宿舍,
嘭!
任翊爵一脚踹开房门,将安念染抱进了房间,小心的放在床上,黑眸冷然眯起。
靠!
这傻狐狸到底喝了多少!醉成这样!
转身走进卫生间,拿了一块热毛巾出来。
在床边坐下,细心拭擦着安念染脸上的点点污渍。
“为什么要躲起来”
任翊爵薄唇微启,低哑的声音中透露着心疼。
“那么傻,连保护自己不会。”想到会场里的那个男人,任翊爵拳头再次紧紧握起。
“唔~”
突然,床上的人儿微弱的嘤咛了一声,伸手揪住被角,秀眉状势难受的皱起。
任翊爵垂眸,轻轻推了推安念染,“傻狐狸~怎么了”
“疼~”安念染下意识的回答道。
“哪疼”
“不知道~”
“、、、”
任翊爵大手抚上安念然的额头,手背传来的热度让他骇然。
该死!
居然发烧了!
嘴角冷抿,起身用被子将安念染裹紧,从床头柜里拿出一盒退烧药,给她服下。
紧接着走到客厅拿起电话,对着话筒劈头就是一阵怒吼“风影!把姓北那老头给我绑过来!立刻!马上!”

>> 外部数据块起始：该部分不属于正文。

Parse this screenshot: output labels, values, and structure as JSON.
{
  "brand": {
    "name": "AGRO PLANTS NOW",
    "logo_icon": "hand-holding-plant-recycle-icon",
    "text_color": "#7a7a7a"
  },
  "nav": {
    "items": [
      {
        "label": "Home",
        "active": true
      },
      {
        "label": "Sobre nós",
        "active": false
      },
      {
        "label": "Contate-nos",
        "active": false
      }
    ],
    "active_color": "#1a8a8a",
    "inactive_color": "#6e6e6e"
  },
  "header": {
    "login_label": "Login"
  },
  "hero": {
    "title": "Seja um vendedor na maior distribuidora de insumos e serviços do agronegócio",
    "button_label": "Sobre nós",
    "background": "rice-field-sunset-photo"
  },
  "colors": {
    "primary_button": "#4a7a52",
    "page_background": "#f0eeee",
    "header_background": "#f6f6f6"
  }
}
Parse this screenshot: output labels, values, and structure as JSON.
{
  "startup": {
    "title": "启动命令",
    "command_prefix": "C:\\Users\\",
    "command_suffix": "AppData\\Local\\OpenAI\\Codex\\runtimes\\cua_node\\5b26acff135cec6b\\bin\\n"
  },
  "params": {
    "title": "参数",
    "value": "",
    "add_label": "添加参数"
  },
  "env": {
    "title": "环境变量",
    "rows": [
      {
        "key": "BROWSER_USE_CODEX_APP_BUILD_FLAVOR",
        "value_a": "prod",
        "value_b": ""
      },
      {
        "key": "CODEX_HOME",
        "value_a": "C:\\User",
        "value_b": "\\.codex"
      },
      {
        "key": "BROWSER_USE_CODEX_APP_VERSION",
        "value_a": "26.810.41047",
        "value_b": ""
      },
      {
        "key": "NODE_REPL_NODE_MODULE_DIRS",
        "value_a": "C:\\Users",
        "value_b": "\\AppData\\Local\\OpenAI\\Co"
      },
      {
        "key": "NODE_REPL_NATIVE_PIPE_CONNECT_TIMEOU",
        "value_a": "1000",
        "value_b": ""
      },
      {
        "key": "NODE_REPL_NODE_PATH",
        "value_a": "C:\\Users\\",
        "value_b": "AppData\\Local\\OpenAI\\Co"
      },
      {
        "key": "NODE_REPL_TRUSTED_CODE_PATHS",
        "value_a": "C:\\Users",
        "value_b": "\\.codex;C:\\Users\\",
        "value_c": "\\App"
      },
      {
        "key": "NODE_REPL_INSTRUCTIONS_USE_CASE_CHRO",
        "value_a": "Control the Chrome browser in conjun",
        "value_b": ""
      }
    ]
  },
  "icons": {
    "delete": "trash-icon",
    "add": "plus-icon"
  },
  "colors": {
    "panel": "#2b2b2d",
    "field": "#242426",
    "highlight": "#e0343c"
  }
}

另一头风影被吼得耳膜生疼,然而还未等他说什么,任翊爵就啪的一声挂了电话。
风影“、、、”
任翊爵挂下电话后,又拿起毛巾走进了卫生间。
、、、
喵了个咪的~好难受~
床上,安念染小爪子死死揪着被角,似乎在忍受着什么。
脑袋里传来疼痛让她紧咬着牙关,柔软的粉唇上,赫然一圈深深的牙印。
翻了个身,不舒服。
又翻了一个,还是不舒服。
继续翻。
嘭!
“傻狐狸!”
听到声响的任翊爵连水龙头都来不及关就跑了出来。
“你怎、、、”
看到地板上慢慢蠕动的某团不明物体,任翊爵刚要说出口的话停在嘴边。
嘴角不着痕迹的抽搐,一张俊脸黑到底,大跨步走了过去。
一把抱住住那团不明物体。
“唔~”
不明物体内,一个小小的脑袋冒了出来。
眸子微微张开一条缝,一动不动地盯着任翊爵。
“、、、”
任翊爵被盯得耳根子发烫,傲娇地别过脸不去看她。
安念染依旧保持着这个姿势盯着任翊爵,许久才微弱的出声“你是谁~”
“什么!”
任翊爵倏尔回过头,难以置信的看着安念染。
她在问我我是谁!
“唔~”某只染宝宝不安分的扭着被裹在被子里的小身子,好不容易才把手从里面抽了出来。
抬起来,手掌合起来又张开,似乎想要抓住什么东西,却又怎么也抓不住。
任翊爵狐疑的皱眉,大手张开,握住了安念染柔嫩的小手,“傻狐狸”
啊咧!抓到了!
正处于混乱意识中的安念染梦见自己抓到了一根冰淇淋。
二话不说就往嘴里塞,“冰淇淋~”
“、、、”
靠!什么鬼!
这傻狐狸喝傻了!
冰淇淋!他的手长得很像冰淇淋吗!
任翊爵心里万只草泥马奔腾怒吼!
想要抽回自己手,却又怕一不小心弄疼了安念染。